Petroleum Price Trends: Regional Variations and Market Adjustments
- Base Oil (N150) is priced at ₹69 per litre in Delhi, while Base Oil (SN150) is available at ₹61 per litre in Kandla.
- Fuel Oil (Virgin 180cST Furnace Oil) in Mumbai is priced at ₹47.5 per kg, whereas the 180cST Furnace Oil variant is slightly higher at ₹49 per kg.
- Low Sulphur Heavy Stock (LSHS) Fuel Oil is listed in Jamnagar. In Bhiwadi, LubriEdge Hydraulic Oil (Hydraulic Oil 68) is priced at ₹87 per litre.
- Gear Oil (Gear Oil 150) is available at ₹119 per litre in buckets and ₹115 per litre in barrels.
- Rust Preventive Oil (Water Displacing Type - WDM) is consistently priced at ₹122 per litre.
- Metal Working Fluids, including Soluble Cutting Oil, are available at ₹112 per litre, while Quenching Oil 32 is priced at ₹134 per litre.
Shifting Demand & Supply: India’s Refiners Adapt to Changing Import Dynamics
- India’s crude oil imports from the U.S. surged to a two-year high in February, reaching 357,000 barrels per day (bpd) as refiners sought alternatives to Russian supplies due to tightening U.S. sanctions.
- Meanwhile, Russian crude imports to India declined slightly to 1.41 million bpd, down from 1.49 million bpd in January.
- India's overall crude imports remained steady at 4.77 million bpd, with Middle Eastern suppliers expected to fill the gap left by Russia.
- This shift highlights India's ongoing efforts to diversify its crude sources, particularly light-sweet barrels, while maintaining cost-effectiveness.
- Major buyers of U.S. crude include Indian Oil Corp, Reliance Industries, and Bharat Petroleum, while key sellers from the U.S. include Occidental Petroleum, Equinor, and ExxonMobil.
Market News: Sanctions on Russia Reshape Global Oil Trade
- The U.S. imposed fresh sanctions on Russian oil producers Gazprom Neft and Surgutneftegas and blacklisted 180 tankers on January 10, further restricting Russia’s crude export capabilities.
- As a result, Russia’s oil and gas revenue fell by 18.4% in February, amounting to 771.3 billion roubles ($8.62 billion).
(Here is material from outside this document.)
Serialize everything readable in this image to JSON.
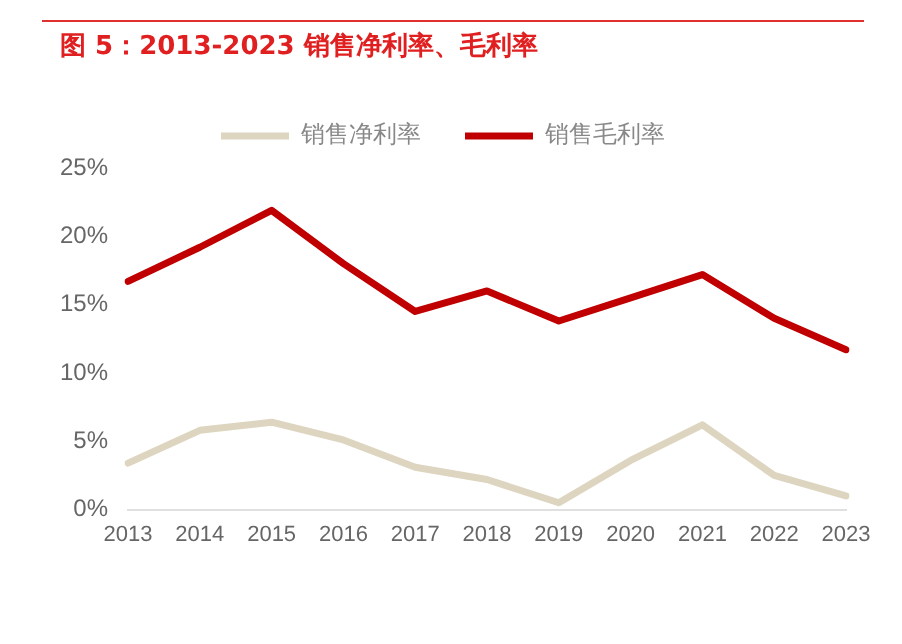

This decline is driven by lower European demand, reduced access to global shipping, and increased competition from Middle Eastern suppliers.
- Additionally, U.S. crude exports to South Korea hit a record 656,000 bpd, influenced by China’s 10% tariff on U.S. oil, redirecting trade flows.
Expert Insights: India’s Refining Strategy Amidst Evolving Global Supply Chains
- Indian refiners are expected to further diversify crude imports, increasing reliance on Middle Eastern and U.S. supplies as Russian crude shipments face growing logistical and regulatory hurdles.
- With sanctions tightening and demand from alternative suppliers rising, India’s energy market will likely see more competitive pricing and shifting trade routes in the coming months.